Onsager coefficients of a Brownian Carnot cycle

TL;DR

This paper analyzes a Brownian Carnot cycle using linear irreversible thermodynamics, deriving Onsager coefficients that depend on protocol shape and satisfy tight-coupling, shedding light on efficiency limits of finite-time heat engines.

Contribution

It provides a general method to calculate Onsager coefficients for arbitrary protocols in a Brownian Carnot cycle, revealing their protocol dependence and tight-coupling property.

Findings

Onsager coefficients depend on the protocol shape.

Coefficients satisfy the tight-coupling condition.

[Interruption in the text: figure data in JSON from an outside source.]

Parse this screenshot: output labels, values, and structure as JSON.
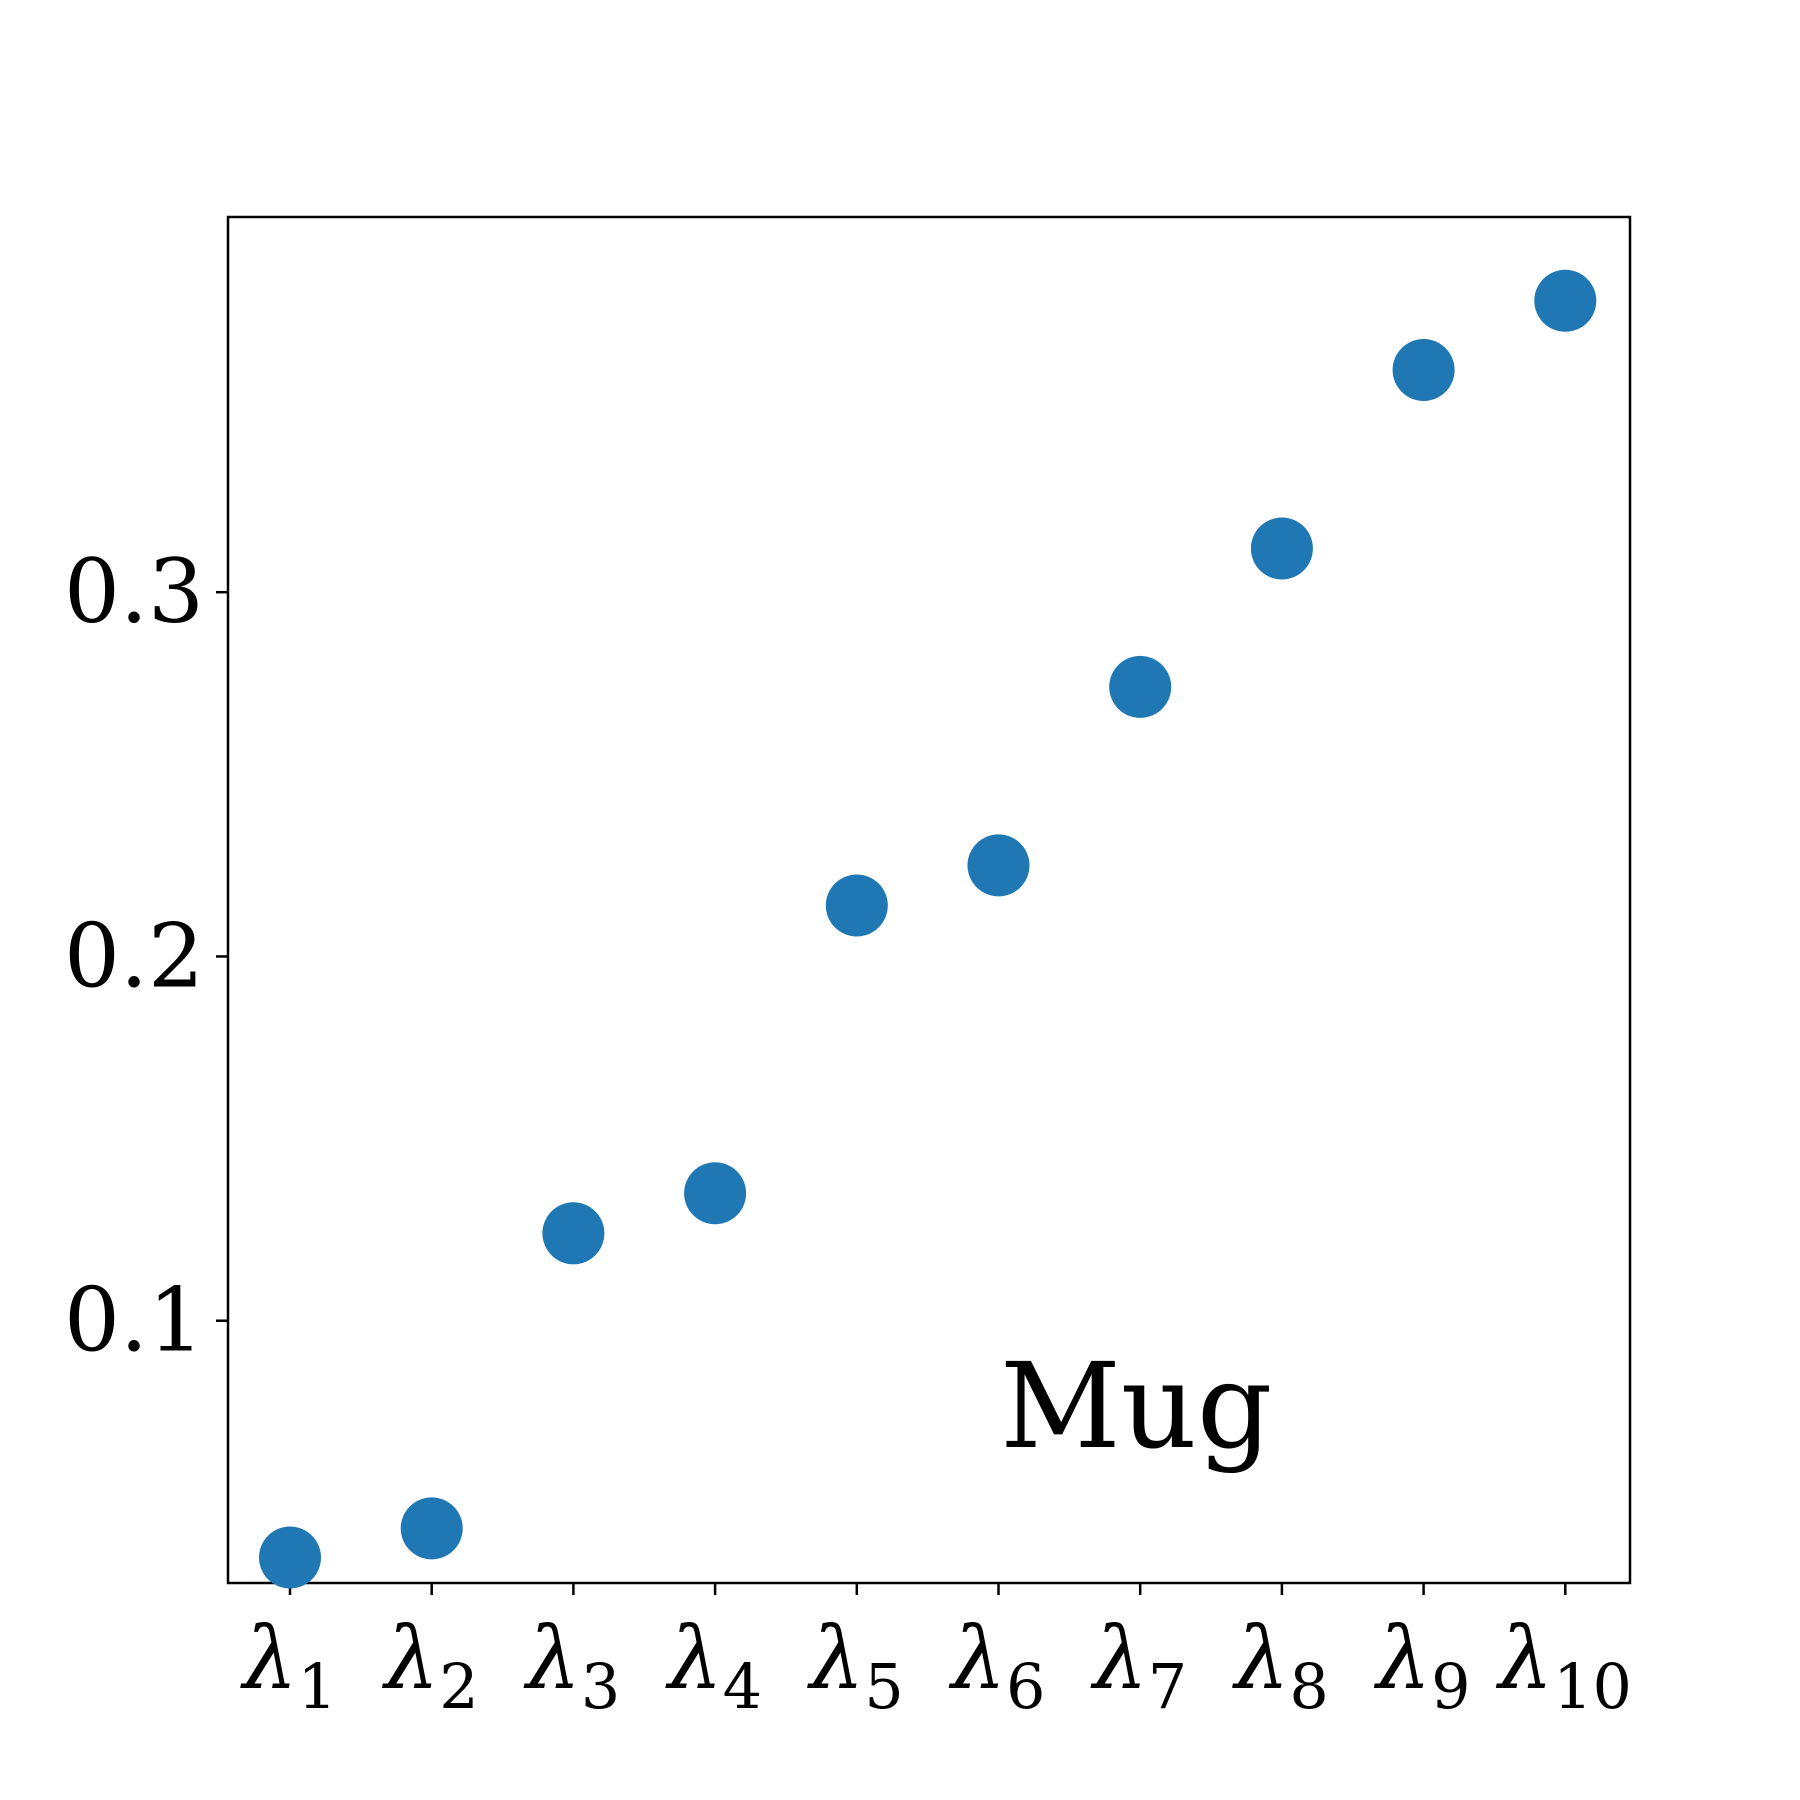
{
  "chart_data": {
    "type": "scatter",
    "title": "",
    "xlabel": "",
    "ylabel": "",
    "categories": [
      "λ1",
      "λ2",
      "λ3",
      "λ4",
      "λ5",
      "λ6",
      "λ7",
      "λ8",
      "λ9",
      "λ10"
    ],
    "x_ticks": [
      {
        "base": "λ",
        "sub": "1"
      },
      {
        "base": "λ",
        "sub": "2"
      },
      {
        "base": "λ",
        "sub": "3"
      },
      {
        "base": "λ",
        "sub": "4"
      },
      {
        "base": "λ",
        "sub": "5"
      },
      {
        "base": "λ",
        "sub": "6"
      },
      {
        "base": "λ",
        "sub": "7"
      },
      {
        "base": "λ",
        "sub": "8"
      },
      {
        "base": "λ",
        "sub": "9"
      },
      {
        "base": "λ",
        "sub": "10"
      }
    ],
    "values": [
      0.035,
      0.043,
      0.124,
      0.135,
      0.214,
      0.225,
      0.274,
      0.312,
      0.361,
      0.38
    ],
    "ylim": [
      0.028,
      0.403
    ],
    "y_ticks": [
      0.1,
      0.2,
      0.3
    ],
    "y_tick_labels": [
      "0.1",
      "0.2",
      "0.3"
    ],
    "annotation": "Mug",
    "grid": false,
    "legend": false,
    "marker_color": "#1f77b4"
  }
}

Results may explain the ubiquity of Curzon-Ahlborn efficiency.

Abstract

We study a Brownian Carnot cycle introduced by T. Schmiedl and U. Seifert [Europhys. Lett. \textbf{81}, 20003 (2008)] from a viewpoint of the linear irreversible thermodynamics. By considering the entropy production rate of this cycle, we can determine thermodynamic forces and fluxes of the cycle and calculate the Onsager coefficients for general protocols, that is, arbitrary schedules to change the potential confining the Brownian particle. We show that these Onsager coefficients contain the information of the protocol shape and they satisfy the tight-coupling condition irrespective of whatever protocol shape we choose. These properties may give an explanation why the Curzon-Ahlborn efficiency often appears in the finite-time heat engines.